There is no denying that 2016 was a tumultuous year. After a surprise victory in the U.S. Presidential election, the world waits to see how the new Trump administration’s agenda will play out. Against this backdrop of geopolitical chaos and uncertainty, the past 12 months have been marked by a parallel set of economic forces at work that have combined to create significant volatility in China’s supply chain, which in turn, is creating pricing uncertainty for point of purchase displays as we head into 2017. So, what exactly is going on in China and how might it impact your POP display projects in 2017?
The main source of supply chain chaos in China over the last 12 months is raw material price increases. Metal is one of the primary materials used in POP displays, and the price of steel in China has been particularly volatile over the last 12 months. The chart below shows the changes in steel prices (RMB/ton) in China for the first 11 months of the year. The price of steel increased about 60% during the first 4 months of 2016 before declining by about 28% in May. However, between May and November there has been a more gradual increase of nearly 50% in steel prices. The price of steel increased 58% between March and November and 44%-50% between January and November.
Although not used as commonly in POP displays, aluminum prices have also increased significantly. Between April and November of 2016, the price per ton of aluminum increased by 40% as shown in the chart below.
Prices in China of finished materials like copper have exhibited greater stability throughout 2016 but have shown large increases as of late. The chart below shows that the price of copper increased 20% in November alone.
Plastic is also a key raw material input for POP displays. The chart below shows the price (RMB/ton) of 3 different types of plastic (PP in yellow, PE in blue, and ABS in red) from January through November of 2016. While plastic prices fluctuated within a narrower range throughout the year compared to other raw materials like steel, all 3 types of plastic have increased during the 4th quarter of 2016. The most notable price increase has been in ABS plastic which has increased about 40% between June and November.
In additional to traditional raw materials used to make displays, there have been big increases in the price of paper between July and November of 2016, which impacts the cost of boxes and packing materials. The first chart below shows the price increase for 5 major color box materials from one POP display factory in China. The price increase from July to November 2016 was in the 25% to 27% range.
Similarly, the chart below shows a 40%-50% price increase for 9 different types of paper material from one major paper supplier in China between July and November of 2016. Most factories in China are struggling not only with the price increases but also with the supply of boxes and packing materials as many paper factories have closed, which has impacted availability, particularly as we approach Chinese New Year. In December 2016 alone, many factories have experienced a 50% increase in the cost of packing materials, with some major packing parts increasing by as much as 80%.
As with paper factories, a number of powder coating factories in China have also closed due to more stringent environmental regulations imposed by the government. This has impacted the price and availability (timeliness) of powder coating.
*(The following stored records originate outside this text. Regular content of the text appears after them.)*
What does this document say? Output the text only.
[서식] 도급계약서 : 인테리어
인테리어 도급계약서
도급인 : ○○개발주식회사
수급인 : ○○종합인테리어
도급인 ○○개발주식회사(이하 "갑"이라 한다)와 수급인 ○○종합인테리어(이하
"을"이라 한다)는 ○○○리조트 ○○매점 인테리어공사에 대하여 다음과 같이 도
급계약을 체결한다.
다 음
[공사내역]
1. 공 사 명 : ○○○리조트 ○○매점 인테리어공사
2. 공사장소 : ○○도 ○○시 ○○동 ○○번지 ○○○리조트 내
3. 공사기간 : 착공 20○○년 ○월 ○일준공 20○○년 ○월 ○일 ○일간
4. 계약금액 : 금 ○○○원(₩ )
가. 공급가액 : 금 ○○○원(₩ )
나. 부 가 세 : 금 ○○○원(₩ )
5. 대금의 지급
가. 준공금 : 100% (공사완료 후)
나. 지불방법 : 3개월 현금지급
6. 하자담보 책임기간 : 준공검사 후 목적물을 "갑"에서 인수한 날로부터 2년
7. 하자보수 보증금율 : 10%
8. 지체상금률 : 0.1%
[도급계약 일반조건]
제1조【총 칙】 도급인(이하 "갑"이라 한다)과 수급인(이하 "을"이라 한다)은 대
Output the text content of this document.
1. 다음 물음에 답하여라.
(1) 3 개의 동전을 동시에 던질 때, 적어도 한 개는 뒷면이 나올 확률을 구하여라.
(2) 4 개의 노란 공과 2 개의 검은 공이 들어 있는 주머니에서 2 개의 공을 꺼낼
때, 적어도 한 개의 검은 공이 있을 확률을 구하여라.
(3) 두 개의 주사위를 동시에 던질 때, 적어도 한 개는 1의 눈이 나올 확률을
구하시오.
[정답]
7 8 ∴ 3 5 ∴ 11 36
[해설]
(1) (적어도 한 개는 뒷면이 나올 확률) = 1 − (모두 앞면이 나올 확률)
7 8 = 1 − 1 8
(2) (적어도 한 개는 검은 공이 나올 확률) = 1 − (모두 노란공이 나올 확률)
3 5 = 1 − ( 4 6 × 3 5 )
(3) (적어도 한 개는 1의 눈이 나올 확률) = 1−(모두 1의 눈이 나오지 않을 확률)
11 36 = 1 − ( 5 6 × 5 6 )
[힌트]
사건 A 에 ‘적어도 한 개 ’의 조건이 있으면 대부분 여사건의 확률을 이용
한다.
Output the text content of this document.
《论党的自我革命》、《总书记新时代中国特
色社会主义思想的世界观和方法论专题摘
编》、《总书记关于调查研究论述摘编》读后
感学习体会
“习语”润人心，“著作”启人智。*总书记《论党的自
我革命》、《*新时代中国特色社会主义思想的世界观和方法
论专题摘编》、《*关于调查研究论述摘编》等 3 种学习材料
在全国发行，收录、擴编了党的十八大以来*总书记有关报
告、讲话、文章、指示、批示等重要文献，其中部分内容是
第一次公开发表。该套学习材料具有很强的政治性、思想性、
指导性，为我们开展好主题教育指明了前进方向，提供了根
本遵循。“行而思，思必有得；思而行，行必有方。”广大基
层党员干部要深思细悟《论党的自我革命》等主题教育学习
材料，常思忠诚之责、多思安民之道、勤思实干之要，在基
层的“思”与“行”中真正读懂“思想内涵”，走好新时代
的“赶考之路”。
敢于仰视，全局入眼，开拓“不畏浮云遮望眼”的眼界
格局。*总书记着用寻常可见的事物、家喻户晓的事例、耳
These raw material cost increases have put financial pressure on many POP display factories in China. Undercapitalized factories are suffering in particular since many raw material suppliers are demanding cash up front. There is always a big push for cash among Chinese factories leading into Chinese New Year, but the raw material price increases have further impacted factory cash flow throughout the supply chain in China.
Finally, in addition to the inflationary raw material trends outlined above, the strengthening of the U.S. dollar (which is at a 14-year high) in 2016 against all major world currencies, including China’s RMB, is impacting global trade economics. The chart below shows the devaluation of the RMB relative to the U.S. Dollar from January (about 6.2 RMB to the dollar) to November (about 6.8 RMB to the dollar)- about a 10% change. The RMB devaluation has helped Chinese factories but not enough to offset the large increases in material costs.
It’s difficult to predict what will happen in 2017, but most experts believe that the trends in raw material prices will continue at least until Chinese New Year and likely into March. We would expect prices to normalize after that since we don’t believe the level of price increases we have been seeing are sustainable over the long term. However, for 2017 POP display planning purposes, it is advisable to assume that prices will be up relative to the levels we experienced in 2016.